The Kanun serves as both a customary law and a reference frame for social behavior, contributing to the construction of Albanian identity. Its highest principle, besa, is challenging to translate into other languages and encompasses the notions of a sworn oath, a binding promise, and faith.
Besa is a key factor behind the strong drive to be hospitable, as guests are considered sacred in Albanian homes, and betraying their trust leads to disgrace. While the severity of punishments for betraying besa has eradicated over time, the principles of honor and hospitality remain a cornerstone of Albanian culture.
Another significant concept in the Kanun is that “An Albanian’s house is the dwelling of God and the Guest.” This means that a house is first and foremost a place for God and guests, highlighting the paramount importance of guests.

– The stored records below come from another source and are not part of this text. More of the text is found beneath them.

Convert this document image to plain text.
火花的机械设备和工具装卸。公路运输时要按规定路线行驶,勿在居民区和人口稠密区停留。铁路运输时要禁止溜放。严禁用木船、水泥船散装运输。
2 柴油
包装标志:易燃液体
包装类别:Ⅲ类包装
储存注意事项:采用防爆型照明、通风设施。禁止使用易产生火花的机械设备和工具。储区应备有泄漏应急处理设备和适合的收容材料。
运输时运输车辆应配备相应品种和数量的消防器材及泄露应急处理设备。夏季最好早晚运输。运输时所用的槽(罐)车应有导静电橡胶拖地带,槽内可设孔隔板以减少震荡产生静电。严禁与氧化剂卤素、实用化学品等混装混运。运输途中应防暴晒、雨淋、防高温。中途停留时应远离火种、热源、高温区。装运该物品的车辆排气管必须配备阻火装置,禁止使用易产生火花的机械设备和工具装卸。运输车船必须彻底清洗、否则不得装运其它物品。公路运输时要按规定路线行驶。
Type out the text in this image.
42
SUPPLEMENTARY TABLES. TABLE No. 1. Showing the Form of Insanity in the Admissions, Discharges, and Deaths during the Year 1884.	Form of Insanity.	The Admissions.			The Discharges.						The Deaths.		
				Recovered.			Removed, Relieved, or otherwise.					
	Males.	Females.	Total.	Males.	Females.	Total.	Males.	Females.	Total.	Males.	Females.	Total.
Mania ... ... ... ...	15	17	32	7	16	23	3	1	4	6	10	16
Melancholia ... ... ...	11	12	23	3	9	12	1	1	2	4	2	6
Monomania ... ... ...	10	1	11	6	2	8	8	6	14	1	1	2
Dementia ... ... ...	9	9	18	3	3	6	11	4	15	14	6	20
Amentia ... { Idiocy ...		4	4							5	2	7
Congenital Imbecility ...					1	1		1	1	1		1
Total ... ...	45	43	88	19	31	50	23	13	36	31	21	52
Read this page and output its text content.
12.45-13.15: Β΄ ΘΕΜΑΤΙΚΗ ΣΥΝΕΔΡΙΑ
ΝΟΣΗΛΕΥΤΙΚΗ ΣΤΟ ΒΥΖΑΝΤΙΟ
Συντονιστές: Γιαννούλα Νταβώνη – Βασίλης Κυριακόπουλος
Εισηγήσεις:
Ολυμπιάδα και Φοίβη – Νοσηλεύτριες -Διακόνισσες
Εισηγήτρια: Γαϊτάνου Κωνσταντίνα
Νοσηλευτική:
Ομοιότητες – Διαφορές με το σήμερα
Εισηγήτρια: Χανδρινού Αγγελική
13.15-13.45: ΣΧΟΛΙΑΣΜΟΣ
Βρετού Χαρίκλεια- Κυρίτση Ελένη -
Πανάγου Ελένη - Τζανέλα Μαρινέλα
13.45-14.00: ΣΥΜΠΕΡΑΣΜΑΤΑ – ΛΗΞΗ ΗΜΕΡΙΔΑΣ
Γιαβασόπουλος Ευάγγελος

Traditions do get weaker with time. They lose their rigidity and become less black and white. Traditions become open to interpretation and, especially in this age of social media, are influenced by other cultures. Kosovo is developing and changing rapidly as country, its culture included.
I asked around, posing the question “why do you think the cultural norms are changing” to different generations of Kosovars, and the general consensus amongst them was that because many more people work now, and work longer hours in comparison to before, means that people simply do not have the time to visit each other so often anymore. After a long day of work people are just too tired and would rather rest. This is something that already happened in other places in the world a long time ago, going together with economic growth and accumulation of material possessions [and causing the first world problems I mentioned earlier]. Now this is happening in Kosovo as well, as its culture is more and more influenced by habits brought back by the Kosovo diaspora, economic growth, and influences of social media, to name a few.
In spite of this, I don’t think the Albanian culture will ever change drastically. Social ties continue to be of utmost importance and visiting each other, going out together, chatting for hours, eating together and the norms of hospitality remain a huge part of the Kosovar culture. Kosovo remains even today.
Isabelle Fennema is a journalist intern at Prishtina Insight. Having lived in Kosovo until the age of 12 she returned this summer to get experience in journalism. She studies humanities in Brussels, Belgium.
Note: This article was edited to specify that the Kanun of Leke Dukagjini was codified in the 19th century, but it is much older.